Most cancer patients do not receive such information about their prognosis, treatment options, and expected outcomes. Even if terminally ill patients with cancer requested survival estimates, doctors would provide such estimates only 37% of the time, often overestimate survival time, and are uncomfortable about discussing estimated survival time with patients. Fallowfield and Jenkins note that physicians’ “failure to disclose information honestly to patients might be an attempt to protect their own emotional survival as much as to help protect the patient.”
The finding that honesty about prognosis, treatment benefit, and curability did not decrease hope is supported by other studies. Mack and colleagues found that parents of children with cancer who received more prognostic disclosure remained more hopeful, even when the news was bad. Lin and colleagues in Taiwan found that truthful disclosure of the cancer diagnosis was associated with higher levels of hope. There are no data that show hope can be taken from patients, or that patients can be harmed by truthful prognostic information, if it is desired by the patient and presented in a reasonable way by his or her physician.
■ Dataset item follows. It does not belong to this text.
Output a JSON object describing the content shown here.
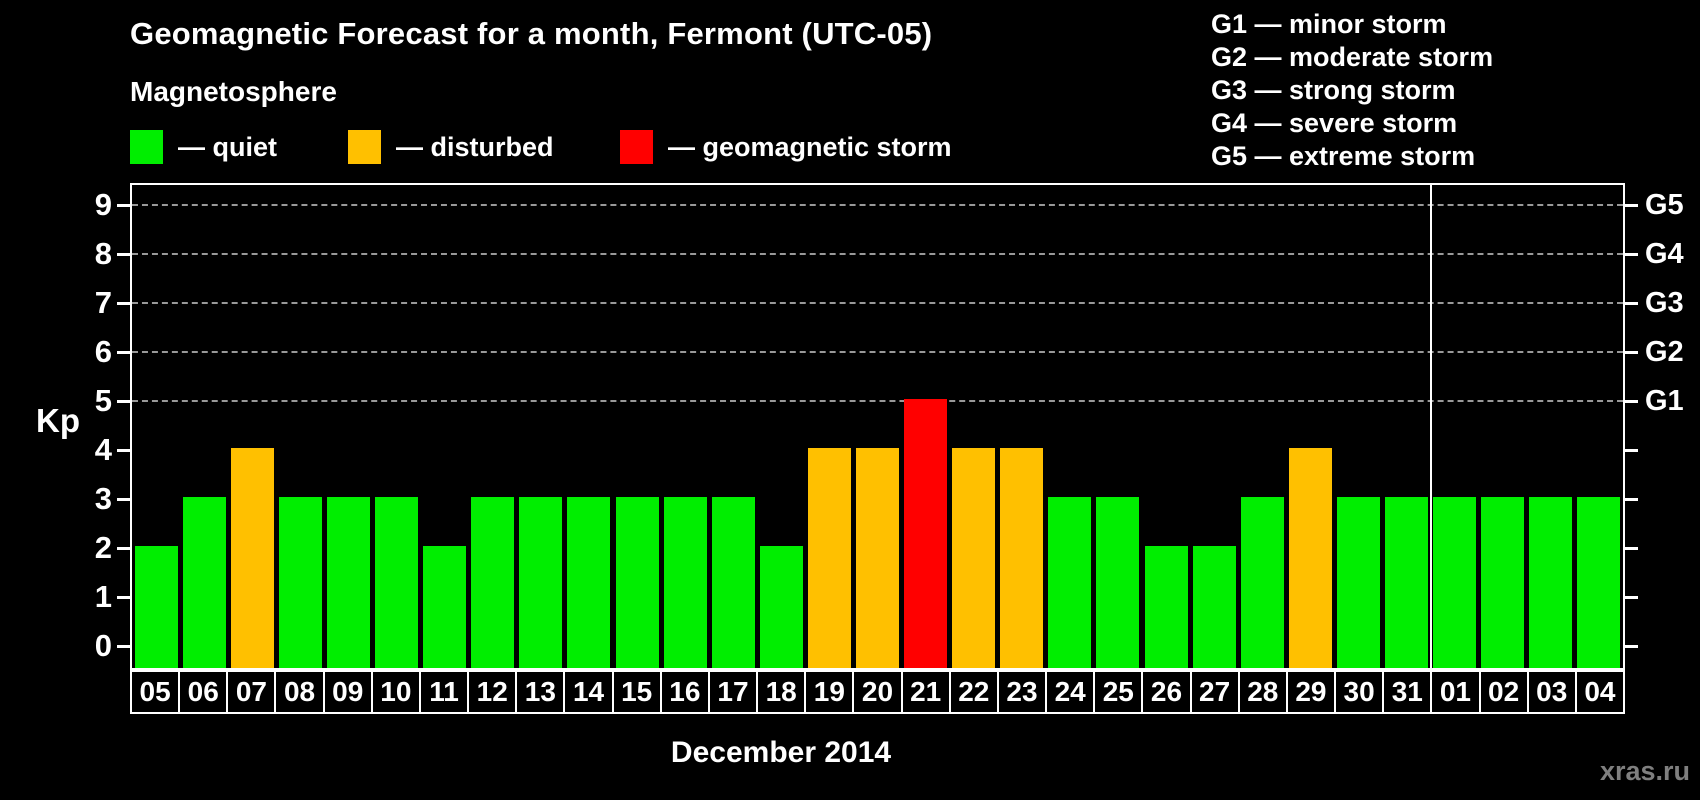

Patients want us to be truthful, compassionate, and clear, and to stay the course with them. Such truthful decision-aids, including a statement regarding chance of cure and the expected treatment benefit, have been incorporated into the American Society of Clinical Oncology (ASCO) decision-aids for non–small-cell lung cancer patients. As our study illustrates, “taking away hope” is no longer a valid reason to withhold valuable information about prognosis and treatment effects that can help patients to plan their remaining lives.
Financial Disclosure: The authors have no significant financial interest or other relationship with the manufacturers of any products or providers of any service mentioned in the study.